Professeur de Philosophie honoraire à l’IUFM de Lille. A travaillé pendant 35 ans dans la formation des futurs professeurs. Il est Président de l’Université Populaire et Citoyenne de Roubaix et engagé dans un groupe de réflexion autour de la proposition d’un « pacte éducation à l’horizon 2050 ».

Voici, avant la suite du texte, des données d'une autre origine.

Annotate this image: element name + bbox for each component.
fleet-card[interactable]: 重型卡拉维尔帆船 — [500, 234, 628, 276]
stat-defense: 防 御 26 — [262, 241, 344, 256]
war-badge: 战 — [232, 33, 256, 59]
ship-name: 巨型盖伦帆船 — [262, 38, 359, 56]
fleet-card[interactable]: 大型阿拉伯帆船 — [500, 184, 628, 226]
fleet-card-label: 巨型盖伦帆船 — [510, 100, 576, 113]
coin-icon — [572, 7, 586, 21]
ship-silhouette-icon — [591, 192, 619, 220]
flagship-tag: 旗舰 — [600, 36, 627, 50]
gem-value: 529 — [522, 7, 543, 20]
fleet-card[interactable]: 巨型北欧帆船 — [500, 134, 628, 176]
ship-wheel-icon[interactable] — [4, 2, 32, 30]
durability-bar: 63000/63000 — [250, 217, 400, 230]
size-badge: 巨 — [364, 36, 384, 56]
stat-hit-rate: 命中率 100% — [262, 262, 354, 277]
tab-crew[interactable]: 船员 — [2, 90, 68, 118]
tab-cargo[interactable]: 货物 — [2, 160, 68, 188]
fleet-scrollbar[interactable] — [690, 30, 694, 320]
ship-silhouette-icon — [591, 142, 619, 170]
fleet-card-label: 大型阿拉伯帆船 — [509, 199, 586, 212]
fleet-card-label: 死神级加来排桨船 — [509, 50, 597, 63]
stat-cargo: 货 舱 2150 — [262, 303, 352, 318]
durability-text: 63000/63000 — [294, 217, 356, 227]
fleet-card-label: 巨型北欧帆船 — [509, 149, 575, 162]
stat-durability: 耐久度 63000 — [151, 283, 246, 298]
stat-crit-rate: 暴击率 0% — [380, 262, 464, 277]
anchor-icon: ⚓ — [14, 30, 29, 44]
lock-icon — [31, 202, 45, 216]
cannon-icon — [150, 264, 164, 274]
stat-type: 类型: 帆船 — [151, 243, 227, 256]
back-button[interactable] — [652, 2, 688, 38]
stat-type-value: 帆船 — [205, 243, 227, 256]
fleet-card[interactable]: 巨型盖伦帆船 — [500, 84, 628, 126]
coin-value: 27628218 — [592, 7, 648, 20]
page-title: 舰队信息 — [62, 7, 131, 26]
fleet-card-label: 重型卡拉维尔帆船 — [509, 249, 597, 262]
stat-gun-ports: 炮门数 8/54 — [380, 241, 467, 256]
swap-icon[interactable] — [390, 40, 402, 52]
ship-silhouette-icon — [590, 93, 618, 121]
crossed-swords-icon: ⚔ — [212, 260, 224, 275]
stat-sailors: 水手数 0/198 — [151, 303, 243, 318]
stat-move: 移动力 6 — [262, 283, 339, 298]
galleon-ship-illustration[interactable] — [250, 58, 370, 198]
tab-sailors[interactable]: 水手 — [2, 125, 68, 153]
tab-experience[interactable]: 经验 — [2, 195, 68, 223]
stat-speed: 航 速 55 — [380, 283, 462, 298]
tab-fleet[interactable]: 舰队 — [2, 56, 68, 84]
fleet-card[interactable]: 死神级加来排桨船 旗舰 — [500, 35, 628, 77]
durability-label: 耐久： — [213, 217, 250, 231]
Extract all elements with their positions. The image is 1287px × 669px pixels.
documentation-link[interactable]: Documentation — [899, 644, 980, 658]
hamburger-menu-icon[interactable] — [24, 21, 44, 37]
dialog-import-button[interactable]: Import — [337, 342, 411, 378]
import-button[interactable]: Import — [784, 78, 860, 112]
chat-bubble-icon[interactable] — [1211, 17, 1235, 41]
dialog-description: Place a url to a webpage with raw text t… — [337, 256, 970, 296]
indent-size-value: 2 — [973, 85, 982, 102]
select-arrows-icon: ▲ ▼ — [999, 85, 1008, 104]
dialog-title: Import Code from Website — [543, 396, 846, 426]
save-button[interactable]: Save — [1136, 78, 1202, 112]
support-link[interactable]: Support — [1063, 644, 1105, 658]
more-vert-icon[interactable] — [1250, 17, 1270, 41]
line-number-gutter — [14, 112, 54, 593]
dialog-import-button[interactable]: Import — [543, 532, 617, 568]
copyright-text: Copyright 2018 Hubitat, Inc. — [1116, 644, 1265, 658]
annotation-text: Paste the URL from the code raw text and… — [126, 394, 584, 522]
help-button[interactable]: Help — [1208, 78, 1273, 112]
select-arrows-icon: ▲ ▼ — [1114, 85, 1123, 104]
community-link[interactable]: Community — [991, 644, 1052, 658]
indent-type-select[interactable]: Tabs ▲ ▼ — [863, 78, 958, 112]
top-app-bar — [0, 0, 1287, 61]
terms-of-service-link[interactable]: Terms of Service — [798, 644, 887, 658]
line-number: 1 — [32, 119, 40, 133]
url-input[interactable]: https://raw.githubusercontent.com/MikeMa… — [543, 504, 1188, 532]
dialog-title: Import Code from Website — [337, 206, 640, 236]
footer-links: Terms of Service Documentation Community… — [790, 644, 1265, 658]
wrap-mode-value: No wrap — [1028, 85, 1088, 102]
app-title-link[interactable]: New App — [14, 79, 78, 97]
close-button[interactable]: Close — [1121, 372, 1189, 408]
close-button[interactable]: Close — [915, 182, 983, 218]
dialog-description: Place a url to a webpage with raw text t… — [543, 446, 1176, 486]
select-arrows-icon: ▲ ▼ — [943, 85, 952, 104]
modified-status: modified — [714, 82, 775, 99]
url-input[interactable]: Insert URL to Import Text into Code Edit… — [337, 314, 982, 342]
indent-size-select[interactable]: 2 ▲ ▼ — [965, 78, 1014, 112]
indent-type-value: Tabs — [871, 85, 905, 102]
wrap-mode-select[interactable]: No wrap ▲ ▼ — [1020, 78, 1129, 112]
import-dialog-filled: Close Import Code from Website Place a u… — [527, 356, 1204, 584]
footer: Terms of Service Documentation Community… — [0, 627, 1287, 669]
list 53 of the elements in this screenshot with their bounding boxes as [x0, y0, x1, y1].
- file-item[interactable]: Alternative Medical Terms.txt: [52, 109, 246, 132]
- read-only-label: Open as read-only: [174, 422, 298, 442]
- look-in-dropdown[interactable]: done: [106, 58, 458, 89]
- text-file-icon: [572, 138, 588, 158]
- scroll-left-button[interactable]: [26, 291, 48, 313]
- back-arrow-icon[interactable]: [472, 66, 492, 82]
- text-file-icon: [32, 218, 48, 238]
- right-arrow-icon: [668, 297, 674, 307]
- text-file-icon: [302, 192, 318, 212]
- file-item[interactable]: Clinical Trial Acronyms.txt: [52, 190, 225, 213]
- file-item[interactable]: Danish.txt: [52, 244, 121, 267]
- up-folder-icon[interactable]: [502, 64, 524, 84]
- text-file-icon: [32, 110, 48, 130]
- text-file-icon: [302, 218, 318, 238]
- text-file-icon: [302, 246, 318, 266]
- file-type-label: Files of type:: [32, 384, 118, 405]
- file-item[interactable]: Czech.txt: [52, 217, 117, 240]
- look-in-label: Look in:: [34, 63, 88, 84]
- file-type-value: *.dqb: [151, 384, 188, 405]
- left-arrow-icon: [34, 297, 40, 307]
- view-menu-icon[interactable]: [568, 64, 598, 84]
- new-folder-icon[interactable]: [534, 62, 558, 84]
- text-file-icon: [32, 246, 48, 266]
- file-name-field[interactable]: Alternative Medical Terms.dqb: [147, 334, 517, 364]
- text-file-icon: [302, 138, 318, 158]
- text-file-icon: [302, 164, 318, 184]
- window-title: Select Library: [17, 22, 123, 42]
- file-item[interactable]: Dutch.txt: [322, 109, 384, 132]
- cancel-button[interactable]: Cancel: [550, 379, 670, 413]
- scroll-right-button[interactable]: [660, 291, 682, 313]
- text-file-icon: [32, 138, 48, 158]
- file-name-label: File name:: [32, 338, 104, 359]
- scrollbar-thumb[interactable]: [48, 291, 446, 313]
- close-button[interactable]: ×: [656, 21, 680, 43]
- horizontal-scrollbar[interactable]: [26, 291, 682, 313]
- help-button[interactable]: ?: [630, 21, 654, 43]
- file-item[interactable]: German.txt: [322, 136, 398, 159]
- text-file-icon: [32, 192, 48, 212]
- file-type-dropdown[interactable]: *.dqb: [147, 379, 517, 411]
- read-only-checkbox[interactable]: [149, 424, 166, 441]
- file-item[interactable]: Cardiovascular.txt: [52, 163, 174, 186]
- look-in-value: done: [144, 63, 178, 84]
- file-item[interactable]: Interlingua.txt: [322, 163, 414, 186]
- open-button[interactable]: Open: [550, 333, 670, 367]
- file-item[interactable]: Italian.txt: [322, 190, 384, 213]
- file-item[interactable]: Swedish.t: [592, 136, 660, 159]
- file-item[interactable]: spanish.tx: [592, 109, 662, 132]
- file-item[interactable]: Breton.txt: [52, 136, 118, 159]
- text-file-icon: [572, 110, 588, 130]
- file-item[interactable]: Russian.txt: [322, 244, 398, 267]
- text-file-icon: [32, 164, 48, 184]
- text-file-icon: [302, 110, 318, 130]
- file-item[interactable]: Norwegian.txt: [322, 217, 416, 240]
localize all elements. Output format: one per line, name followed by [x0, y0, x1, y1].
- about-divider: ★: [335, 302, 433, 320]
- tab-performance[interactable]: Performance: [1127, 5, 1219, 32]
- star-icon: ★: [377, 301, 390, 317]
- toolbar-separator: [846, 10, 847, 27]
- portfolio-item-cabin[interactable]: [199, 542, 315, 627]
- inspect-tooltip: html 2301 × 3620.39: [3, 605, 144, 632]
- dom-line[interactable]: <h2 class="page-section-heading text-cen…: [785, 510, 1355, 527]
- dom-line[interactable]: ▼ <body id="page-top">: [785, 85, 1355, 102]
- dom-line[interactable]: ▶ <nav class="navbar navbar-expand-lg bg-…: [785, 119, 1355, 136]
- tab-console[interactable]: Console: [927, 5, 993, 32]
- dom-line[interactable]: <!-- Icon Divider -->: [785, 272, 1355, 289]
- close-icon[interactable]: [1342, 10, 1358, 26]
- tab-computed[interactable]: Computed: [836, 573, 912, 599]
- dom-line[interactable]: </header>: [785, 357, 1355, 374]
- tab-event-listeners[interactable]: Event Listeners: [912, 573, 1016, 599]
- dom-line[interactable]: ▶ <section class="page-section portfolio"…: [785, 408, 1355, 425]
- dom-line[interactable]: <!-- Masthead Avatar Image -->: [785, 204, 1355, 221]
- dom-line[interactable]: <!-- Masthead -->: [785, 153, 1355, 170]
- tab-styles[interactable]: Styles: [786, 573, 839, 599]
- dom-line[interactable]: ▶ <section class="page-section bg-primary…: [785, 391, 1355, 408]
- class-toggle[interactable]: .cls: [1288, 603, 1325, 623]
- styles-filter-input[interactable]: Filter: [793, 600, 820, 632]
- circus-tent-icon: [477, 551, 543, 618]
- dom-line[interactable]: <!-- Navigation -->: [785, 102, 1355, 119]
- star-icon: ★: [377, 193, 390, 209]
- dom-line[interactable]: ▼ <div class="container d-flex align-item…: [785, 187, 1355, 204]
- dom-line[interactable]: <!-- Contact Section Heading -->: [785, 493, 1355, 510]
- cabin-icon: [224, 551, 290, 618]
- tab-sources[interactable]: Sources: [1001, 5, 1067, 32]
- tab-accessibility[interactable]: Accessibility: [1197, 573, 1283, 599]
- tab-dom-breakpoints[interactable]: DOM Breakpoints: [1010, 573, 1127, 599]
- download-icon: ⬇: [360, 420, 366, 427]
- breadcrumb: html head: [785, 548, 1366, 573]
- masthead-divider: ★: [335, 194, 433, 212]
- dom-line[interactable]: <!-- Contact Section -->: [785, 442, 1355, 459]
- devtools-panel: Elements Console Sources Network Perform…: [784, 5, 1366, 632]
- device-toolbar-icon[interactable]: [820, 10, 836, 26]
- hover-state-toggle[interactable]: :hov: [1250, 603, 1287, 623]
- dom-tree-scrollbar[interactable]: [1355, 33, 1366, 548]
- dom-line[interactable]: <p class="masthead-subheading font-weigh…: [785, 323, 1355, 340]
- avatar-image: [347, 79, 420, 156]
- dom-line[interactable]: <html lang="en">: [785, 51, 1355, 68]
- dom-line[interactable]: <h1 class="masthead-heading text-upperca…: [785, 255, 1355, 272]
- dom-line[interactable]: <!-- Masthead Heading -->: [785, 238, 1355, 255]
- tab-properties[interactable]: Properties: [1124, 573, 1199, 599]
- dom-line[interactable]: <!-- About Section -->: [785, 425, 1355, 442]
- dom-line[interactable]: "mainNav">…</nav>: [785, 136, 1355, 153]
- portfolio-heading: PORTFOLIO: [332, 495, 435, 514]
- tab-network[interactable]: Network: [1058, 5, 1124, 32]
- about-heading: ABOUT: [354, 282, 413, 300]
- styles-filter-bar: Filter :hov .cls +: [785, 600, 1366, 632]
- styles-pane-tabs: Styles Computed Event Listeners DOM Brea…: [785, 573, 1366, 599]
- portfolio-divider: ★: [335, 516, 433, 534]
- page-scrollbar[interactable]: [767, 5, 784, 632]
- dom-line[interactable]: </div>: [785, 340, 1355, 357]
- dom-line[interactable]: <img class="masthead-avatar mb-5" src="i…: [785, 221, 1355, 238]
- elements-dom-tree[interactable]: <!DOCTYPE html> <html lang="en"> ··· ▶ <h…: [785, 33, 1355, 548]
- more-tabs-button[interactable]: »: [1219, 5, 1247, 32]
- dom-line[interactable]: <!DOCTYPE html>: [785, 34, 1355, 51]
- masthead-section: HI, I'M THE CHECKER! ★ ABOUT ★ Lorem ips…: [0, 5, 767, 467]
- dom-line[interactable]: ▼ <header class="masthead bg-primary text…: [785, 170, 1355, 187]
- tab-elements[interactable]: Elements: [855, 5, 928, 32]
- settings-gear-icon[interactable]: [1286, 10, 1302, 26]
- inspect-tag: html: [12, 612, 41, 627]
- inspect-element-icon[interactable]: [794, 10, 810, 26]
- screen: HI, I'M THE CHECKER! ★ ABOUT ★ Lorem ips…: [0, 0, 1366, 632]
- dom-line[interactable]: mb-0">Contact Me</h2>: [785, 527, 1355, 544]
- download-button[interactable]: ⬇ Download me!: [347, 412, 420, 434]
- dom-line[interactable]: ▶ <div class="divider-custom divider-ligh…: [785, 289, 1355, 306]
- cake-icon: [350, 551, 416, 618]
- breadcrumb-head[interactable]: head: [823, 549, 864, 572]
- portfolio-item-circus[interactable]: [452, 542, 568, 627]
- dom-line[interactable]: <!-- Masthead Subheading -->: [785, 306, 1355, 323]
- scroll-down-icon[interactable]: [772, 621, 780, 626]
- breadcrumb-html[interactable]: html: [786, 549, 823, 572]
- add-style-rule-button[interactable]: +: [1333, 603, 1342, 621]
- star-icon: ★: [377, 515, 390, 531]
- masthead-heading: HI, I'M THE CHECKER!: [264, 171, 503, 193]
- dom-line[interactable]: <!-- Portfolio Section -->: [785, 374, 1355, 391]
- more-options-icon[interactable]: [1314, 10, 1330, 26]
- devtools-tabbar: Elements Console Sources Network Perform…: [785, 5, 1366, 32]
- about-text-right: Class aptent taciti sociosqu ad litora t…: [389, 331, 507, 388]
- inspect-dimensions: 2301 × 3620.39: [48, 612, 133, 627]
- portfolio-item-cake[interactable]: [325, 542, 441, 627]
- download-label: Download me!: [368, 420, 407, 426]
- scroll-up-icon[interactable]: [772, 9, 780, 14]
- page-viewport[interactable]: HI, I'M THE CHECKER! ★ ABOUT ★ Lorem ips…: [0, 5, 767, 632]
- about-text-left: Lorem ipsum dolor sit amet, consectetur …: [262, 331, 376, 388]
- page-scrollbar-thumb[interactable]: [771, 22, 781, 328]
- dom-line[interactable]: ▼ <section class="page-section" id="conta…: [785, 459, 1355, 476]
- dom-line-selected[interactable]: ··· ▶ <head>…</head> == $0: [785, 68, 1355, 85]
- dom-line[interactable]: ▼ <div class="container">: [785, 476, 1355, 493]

La fraternité, à tout le moins, dérange et agace. Mais qu’est-ce qui dérange tellement : en premier lieu, le caractère vague, qu’on décèle dans la notion. L’auteur d’un Dictionnaire politique de la fin du 19ème siècle déclare dans l’article fraternité : « Quand on prononce le mot de liberté, on sait ce que cela veut dire, de même quand on parle d’égalité ce mot à une signification claire. Il n’en va pas ainsi lorsqu’il s’agit de fraternité. Ici tout est vague et indéfini ». Et il ajoute : « Comment faire régner la fraternité parmi les hommes ? Comment la traduire en institution et en loi ? On est ici évidemment en face d’un problème d’un ordre tout moral, d’un idéal qui résiste à prendre corps ». Ces phrases sont révélatrices d’un état d’esprit de la pensée républicaine dont nous sommes largement les héritiers, et qui conduira la république à reléguer la fraternité loin de l’espace public pour en faire une affaire privée, une affaire de conscience et donc de morale individuelle.

On mesure par là le chemin parcouru, mais en sens inverse, si l’on veut bien se souvenir que la question de la fraternité avait fait l’objet d’un intérêt tout particulier de la part d’un certain nombre de penseurs, et d’hommes politiques, depuis la révolution française jusqu’à la révolution de 1848, où la fraternité était finalement parvenue à s’imposer dans la devise républicaine.

— Bruno MATTÉI, Penser la fraternité, conférence du 10 novembre 2004 à l’université de Lille.